Noam never in his life felt so alive.

“You there! Hey—you!”

He and Dara whipped round. A man strode down the hall toward them. He wore a general’s uniform, and if the blue ribbon on his button hadn’t betrayed him as a witching, the way he held one hand aloft—as if prepared to stun them both with a jolt of magic where they stood—certainly would have.

Noam’s mind seared white. He started toward the end of the hall, ready to run, but Dara grabbed his arm at the last second.

The general lowered his hand, crossing those last steps to Dara and Noam with a slow frown settling onto his lips. “What are you doing here?”

He was looking at Dara, not Noam.

“Oh, you know,” Dara said. He waved a hand in the air, casual as anything. “Boyish exploration.”

Noam expected the general to snap or call for backup. But instead he sighed, as if Dara were a disobedient son and not a trespasser on government property.

“Even you aren’t allowed to wander around secure areas without a chaperone, Dara,” the general said, folding arms over his broad chest. He looked down his nose at the pair of them. “And who is your friend?”
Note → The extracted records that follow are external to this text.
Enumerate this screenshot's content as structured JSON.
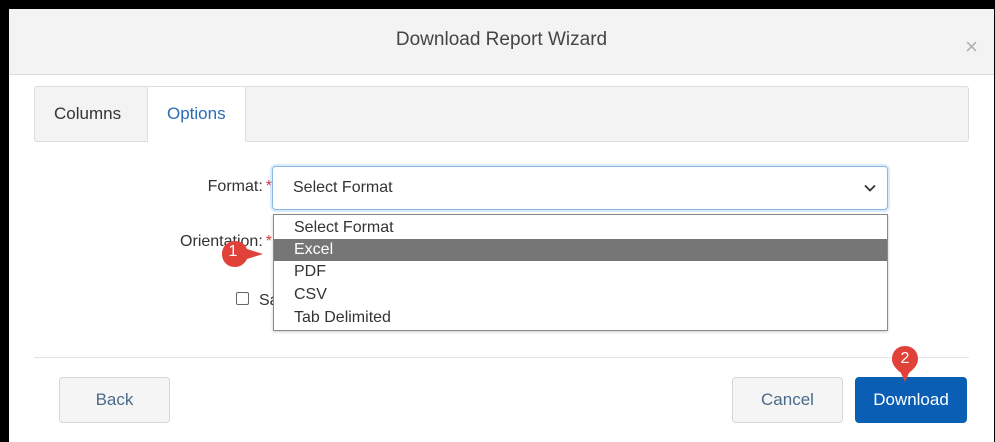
{
  "dialog": {
    "title": "Download Report Wizard",
    "close_glyph": "×"
  },
  "tabs": [
    {
      "label": "Columns",
      "active": false
    },
    {
      "label": "Options",
      "active": true
    }
  ],
  "form": {
    "format_label": "Format:",
    "orientation_label": "Orientation:",
    "required_mark": "*",
    "format_value": "Select Format",
    "checkbox_label_partial": "Sa"
  },
  "dropdown": {
    "options": [
      "Select Format",
      "Excel",
      "PDF",
      "CSV",
      "Tab Delimited"
    ],
    "highlighted": "Excel"
  },
  "buttons": {
    "back": "Back",
    "cancel": "Cancel",
    "download": "Download"
  },
  "annotations": {
    "marker_1": "1",
    "marker_2": "2"
  },
  "colors": {
    "primary": "#0a5fb4",
    "annotation_red": "#e0423a",
    "highlight": "#767676",
    "required": "#d13b3b"
  }
}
“That’s Noam,” Dara said before Noam could introduce himself. “He’s new. Needed the grand tour.”

“I see.”

Noam couldn’t stop staring at Dara. He’d never seen him act like this. Gone was the moody boy Noam knew, all traces of his usual sullenness evaporated. There was even something mischievous about the subtle curve of Dara’s mouth, the way he tilted his head to the side.

He was magnetic.

“So-oo,” Dara said, when several seconds had passed without anyone speaking, “are you going to escort us off the premises or not, General Ames?”

Ames? Like the Ames in Level IV?

Only, no—this was Ames Ames. General Gordon Ames, home secretary of Carolinia. Of course Dara knew him. If he grew up here, under Lehrer’s care, he must know everybody. So how come he hadn’t been recognized, wandering around here when he clearly wasn’t allowed?

Illusion magic.

Dara must have made himself look like somebody else and dropped the guise when he ran into Noam.
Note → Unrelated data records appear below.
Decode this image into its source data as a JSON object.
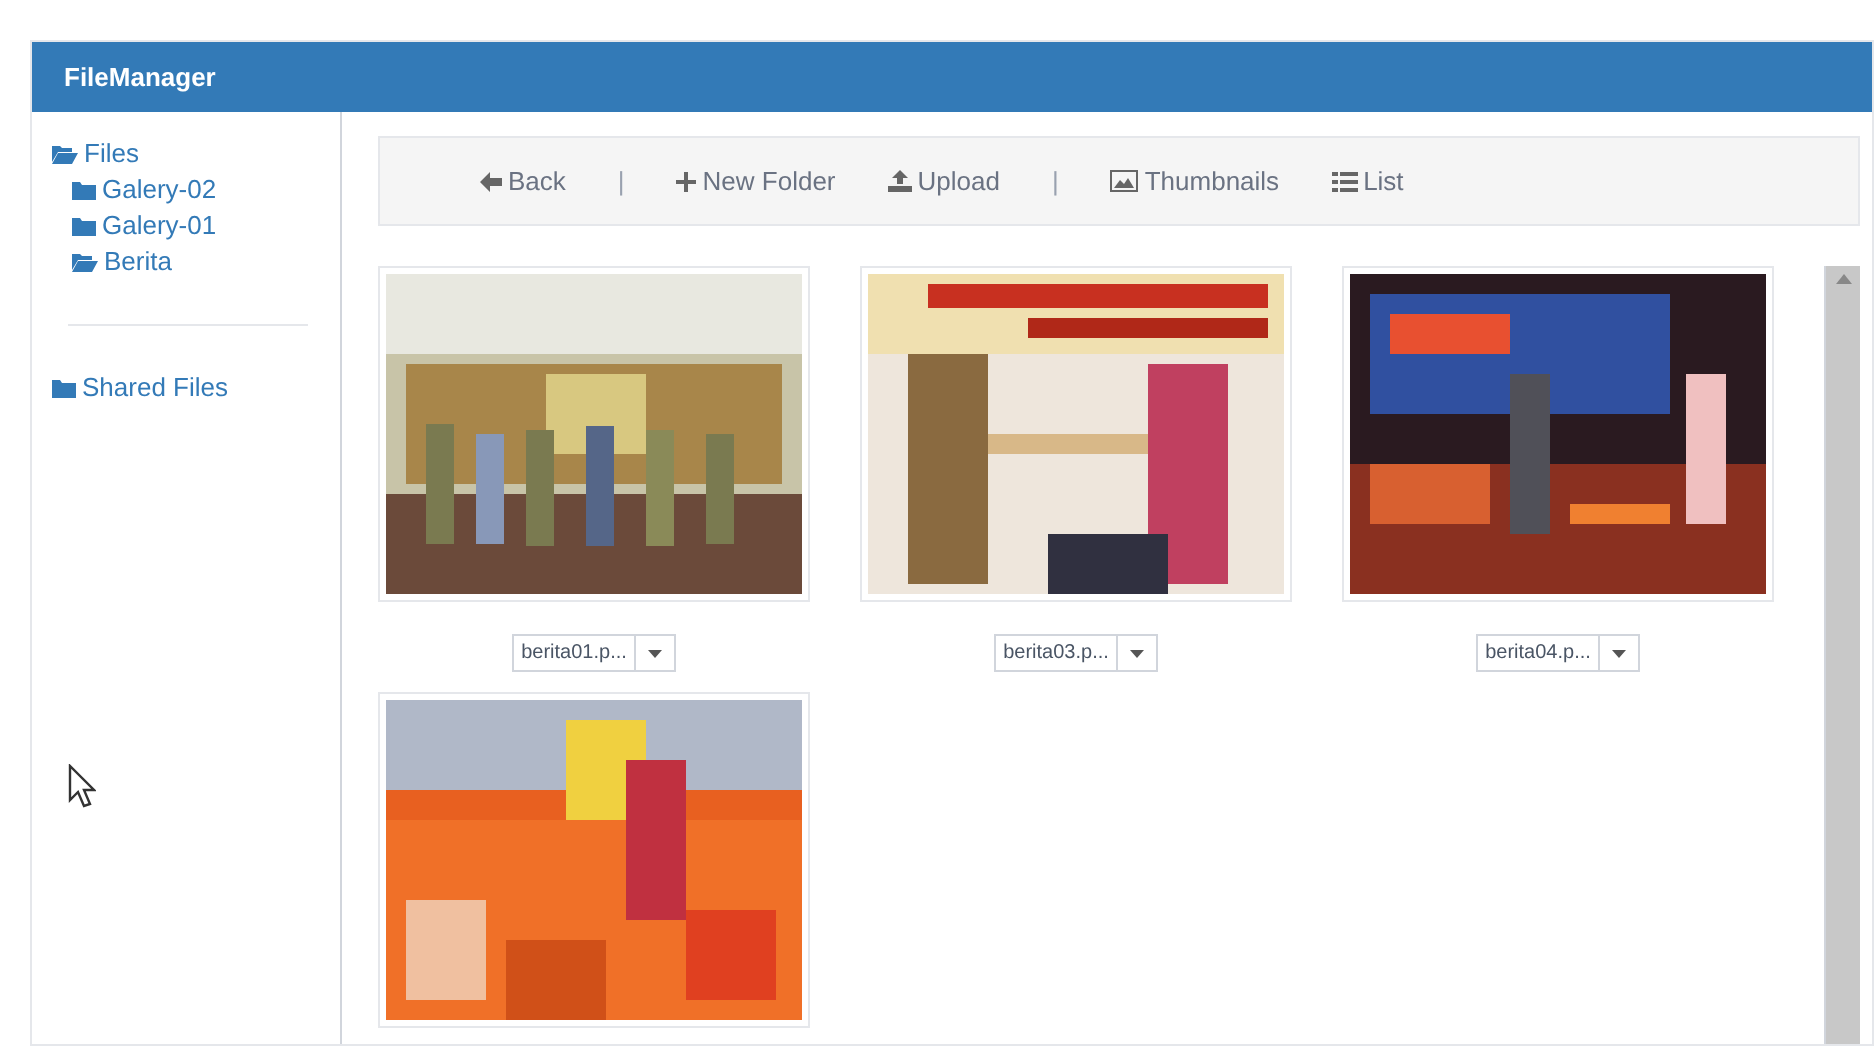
{
  "window": {
    "title": "FileManager"
  },
  "sidebar": {
    "tree": [
      {
        "label": "Files",
        "expanded": true,
        "children": [
          {
            "label": "Galery-02",
            "expanded": false
          },
          {
            "label": "Galery-01",
            "expanded": false
          },
          {
            "label": "Berita",
            "expanded": true
          }
        ]
      }
    ],
    "shared": {
      "label": "Shared Files",
      "expanded": false
    }
  },
  "toolbar": [
    {
      "kind": "back",
      "label": "Back"
    },
    {
      "kind": "separator",
      "label": "|"
    },
    {
      "kind": "new-folder",
      "label": "New Folder"
    },
    {
      "kind": "upload",
      "label": "Upload"
    },
    {
      "kind": "separator",
      "label": "|"
    },
    {
      "kind": "thumbnails",
      "label": "Thumbnails"
    },
    {
      "kind": "list",
      "label": "List"
    }
  ],
  "files": [
    {
      "kind": "picture",
      "name": "berita01.p..."
    },
    {
      "kind": "picture",
      "name": "berita03.p..."
    },
    {
      "kind": "picture",
      "name": "berita04.p..."
    },
    {
      "kind": "picture"
    }
  ]
}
But why? If he had illusion, he could have walked right out of this place amid the throng of government employees flooding the exits.

That meant . . .

Dara only dropped the illusion because of Noam.

He’d done it to save Noam. Because he didn’t want to leave Noam behind.

But you hate me, Noam thought as he stared at the side of Dara’s face, the elegant lines of his features in profile so beautiful but always so, so cold. Why would you help me?

“’Fraid I can’t do that, Dara,” Ames said, shaking his head. “We’re on total lockdown. Someone tried to hack the Ministry of Defense servers, so no one leaves campus until the building’s been swept down.”

Fuuuuuck. Noam’s fingernails dug so hard into his palms he thought he might have split the skin.

Only . . . technopathy wasn’t traceable. And he’d been on Holloway’s absurdly unsecured personal computer, not cracking Lehrer’s department. He shot another tiny sidelong glance at Dara.

“Oh, come on,” Dara said. He took a half step closer to the general, that fey smile curving farther along his lips. “You know we’re not supposed to be here. We’re going to get in trouble. You’ve known me since I was five. I’m not a spy. Can’t this be our little secret?”

It was a long cry from the way Dara acted with Lehrer. If Noam didn’t know better, he’d think Dara was flirting, which was ridiculous, but really?

But Ames just gave Dara another fond smile. “I’m afraid this is the worst possible time for you to be out of bounds, Dara. I have to call Minister Lehrer. But I’m sure he can sweep this under the rug.”